To expand upon previous research on the effects of mediation on violence, and to better understand the effects of bundled peacebuilding activities, Mercy Corps conducted a Randomized Control Trial (RCT) with the peacebuilding programme Community Initiatives to Promote Peace (CIPP) in Nigeria. CIPP was a USAID-funded programme that lasted from 2019 to 2024 that took a holistic, locally led approach to addressing the interconnected drivers of conflict and violence in Northern Nigeria. Unbundling Peacebuilding assesses the impacts of two different types of peacebuilding interventions at the community level: mediation training for a diverse set of community leaders, and community dialogues. We randomly assigned half of the intervention communities and half of the comparison communities from the previous CIPP RCT on interest-based mediation and negotiation (IBMN) training to receive the dialogue intervention. The community dialogues brought conflicting groups together to discuss perceptions of the conflict and to build stronger ties between groups. The RCT found:  

The effects of the IBMN training on reducing violence and insecurity persisted over three years since the initial mediation intervention. 

  • In communities where leaders received mediation training and light-touch coaching/mentoring, individuals are significantly less likely to have experienced violent events or to avoid traveling to specific areas due to fear of violence.  

Training community leaders in IBMN led to an increase in inter-group social cohesion. 

  • Individuals living in communities in which leaders participated in the mediation training intervention were more likely to report positive interactions with and trust in members of out-groups relative to individuals living in communities that received no intervention or those that received the dialogue intervention only.

In this study, community dialogues had little impact on violence, insecurity, or social cohesion. 

  • We observed few significant differences between those who received the dialogues and those who did not on either security or social cohesion outcomes. We attribute the lack of an effect to the design and implementation of the intervention in this context, where the focus was to include many different people in one-off dialogue events.

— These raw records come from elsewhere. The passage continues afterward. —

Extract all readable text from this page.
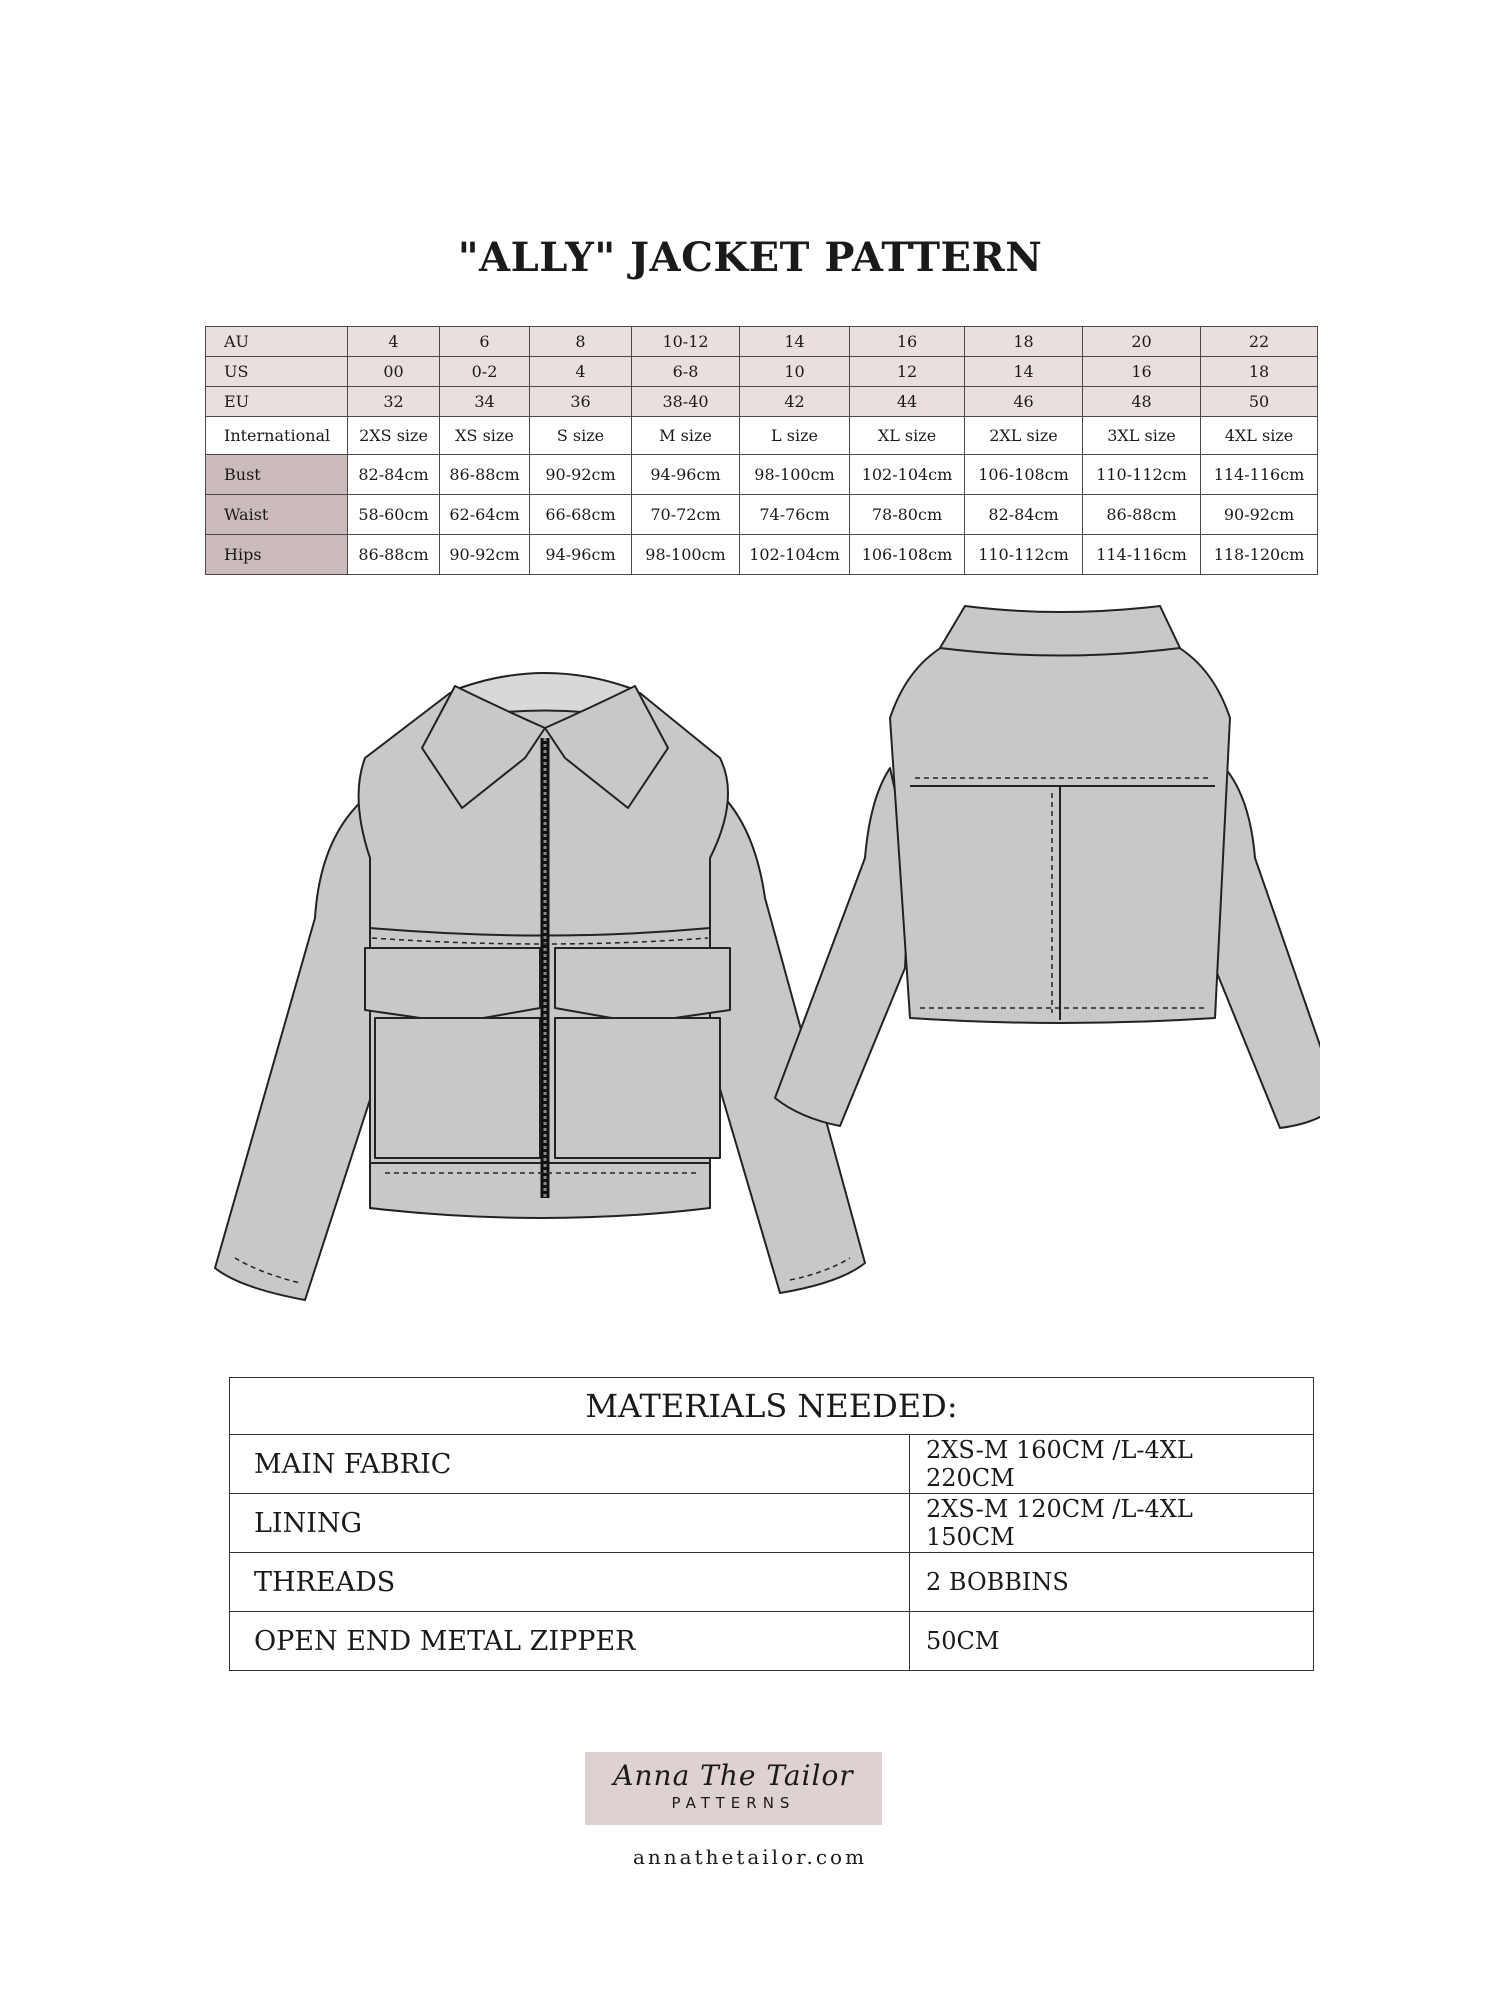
"ALLY" JACKET PATTERN
AU	4	6	8	10-12	14	16	18	20	22
US	00	0-2	4	6-8	10	12	14	16	18
EU	32	34	36	38-40	42	44	46	48	50
International	2XS size	XS size	S size	M size	L size	XL size	2XL size	3XL size	4XL size
Bust	82-84cm	86-88cm	90-92cm	94-96cm	98-100cm	102-104cm	106-108cm	110-112cm	114-116cm
Waist	58-60cm	62-64cm	66-68cm	70-72cm	74-76cm	78-80cm	82-84cm	86-88cm	90-92cm
Hips	86-88cm	90-92cm	94-96cm	98-100cm	102-104cm	106-108cm	110-112cm	114-116cm	118-120cm
MATERIALS NEEDED:	
MAIN FABRIC	2XS-M 160CM /L-4XL 220CM
LINING	2XS-M 120CM /L-4XL 150CM
THREADS	2 BOBBINS
OPEN END METAL ZIPPER	50CM
Anna The Tailor
PATTERNS
annathetailor.com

From these findings, governments, donors, civil society, and implementing actors should consider the following for future peacebuilding programms:  

  • Continue to invest in improving the mediation capabilities of local leaders since local leaders, with the right tools, can be effective at reducing violence and improving security.
  • Consider more intensive dialogue interventions with influencers to promote greater attitudinal and behavioural change since dialogues involving the same well-connected individuals over time provide people with sufficient opportunity to learn about each other, understand each other’s perspectives, and begin to formulate a new group identity.
  • Incorporate evidence from behavioural science into programmes to support broader societal change since behavioural science provides insights into how change moves from individuals to the collective.